5Because we collapsed data over time, the present analyses do not permit a test of the influence of situations on the relation between dependence measures and behavioral outcomes. It may be that if situations were treated formally, and not as error, higher correlations would be obtained between dependence questionnaires/items and EMA ratings (e.g., Mischel & Peake, 1983). However, for many of the measures, the nature of the data did not permit separate analysis of questionnaire-EMA relations as a function of a situational typology.
6We also examined whether the dependence motives measures would predict theoretically-related symptoms pre-quit and post-quit, in addition to predicting the increase from pre- to post-quit. All of the motives measures predicted theoretically-related pre-quit and post-quit symptoms (even the cravings scales). However, since the dependence motives measures assess whether smoking helps to control certain symptoms, we felt that the post-quit increase in such symptoms was a more relevant and demanding test.
7This lack of prediction was not due to a lack of variance in the craving difference scores caused by high relations between pre- and post-quit craving. Pre- and post-quit craving ratings were correlated, but not as strongly as were pre-post rating of the other EMA variables.
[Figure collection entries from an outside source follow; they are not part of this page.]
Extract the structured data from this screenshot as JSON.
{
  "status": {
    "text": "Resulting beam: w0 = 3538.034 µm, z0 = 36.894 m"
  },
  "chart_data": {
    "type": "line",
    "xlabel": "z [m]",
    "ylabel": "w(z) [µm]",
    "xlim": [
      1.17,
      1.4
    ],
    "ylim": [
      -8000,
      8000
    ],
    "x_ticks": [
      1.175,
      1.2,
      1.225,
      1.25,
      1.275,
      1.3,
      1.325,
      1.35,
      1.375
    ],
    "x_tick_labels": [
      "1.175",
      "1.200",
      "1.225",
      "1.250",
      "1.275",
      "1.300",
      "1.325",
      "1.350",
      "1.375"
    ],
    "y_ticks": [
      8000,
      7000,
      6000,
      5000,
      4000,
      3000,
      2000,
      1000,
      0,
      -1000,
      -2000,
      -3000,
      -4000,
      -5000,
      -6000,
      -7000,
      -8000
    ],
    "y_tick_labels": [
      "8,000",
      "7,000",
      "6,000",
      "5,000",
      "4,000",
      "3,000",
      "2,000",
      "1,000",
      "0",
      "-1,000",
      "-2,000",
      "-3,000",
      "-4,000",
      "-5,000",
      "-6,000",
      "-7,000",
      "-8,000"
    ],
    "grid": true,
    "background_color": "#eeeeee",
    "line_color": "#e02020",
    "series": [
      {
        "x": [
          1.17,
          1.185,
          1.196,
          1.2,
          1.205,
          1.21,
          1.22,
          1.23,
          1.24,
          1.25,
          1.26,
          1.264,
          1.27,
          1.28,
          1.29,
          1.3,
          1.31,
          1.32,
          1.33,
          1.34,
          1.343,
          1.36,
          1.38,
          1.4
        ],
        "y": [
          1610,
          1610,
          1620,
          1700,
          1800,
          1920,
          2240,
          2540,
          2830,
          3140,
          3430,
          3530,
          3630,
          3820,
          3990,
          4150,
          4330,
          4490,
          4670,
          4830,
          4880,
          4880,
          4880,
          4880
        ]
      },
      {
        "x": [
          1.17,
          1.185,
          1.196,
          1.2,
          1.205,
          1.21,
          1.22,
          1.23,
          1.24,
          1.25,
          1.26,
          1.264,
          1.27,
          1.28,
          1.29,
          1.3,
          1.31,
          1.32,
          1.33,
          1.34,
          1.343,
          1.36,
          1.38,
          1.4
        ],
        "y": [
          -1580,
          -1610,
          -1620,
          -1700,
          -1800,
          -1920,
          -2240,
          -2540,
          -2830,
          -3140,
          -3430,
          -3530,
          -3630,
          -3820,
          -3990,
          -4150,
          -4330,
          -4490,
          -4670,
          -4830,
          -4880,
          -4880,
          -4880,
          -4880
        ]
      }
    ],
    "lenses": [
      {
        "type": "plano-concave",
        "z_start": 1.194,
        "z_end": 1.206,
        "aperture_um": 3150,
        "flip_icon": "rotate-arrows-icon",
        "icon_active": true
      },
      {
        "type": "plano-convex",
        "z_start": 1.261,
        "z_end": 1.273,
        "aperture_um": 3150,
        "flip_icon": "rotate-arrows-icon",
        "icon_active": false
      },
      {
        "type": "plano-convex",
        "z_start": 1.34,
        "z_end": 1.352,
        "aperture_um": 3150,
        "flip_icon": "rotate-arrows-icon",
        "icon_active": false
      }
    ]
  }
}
8To examine the upper limit of these types of comparisons, we compared WSWS ratings during the first 3 days post-quit with retrospective WSWS ratings at the week 1 visit where participants were asked to rate how they felt over the past week. To make these comparisons as strong as possible, we used only the WSWS items administered in the palm pilot assessments and assessed the amount of variance accounted for in the models over and above the control variables of gender, treatment condition and cigarettes per day. We found that the WSWS craving measure collected at week 1 accounted for 35.6% of the variance in real-time measures of craving over the first 3 days post-quit; WSWS negative affect ratings at week 1 accounted for 25.5% of the variance in real-time reports of WSWS negative affect and WSWS hunger at week 1 accounted for 35.6% of the variance in real-time reports of WSWS hunger. This suggests that a single global measure could predict meaningful amounts of variance in the phasic EMA measures; i.e., variation in phasic EMA measures over time did not preclude meaningful associations.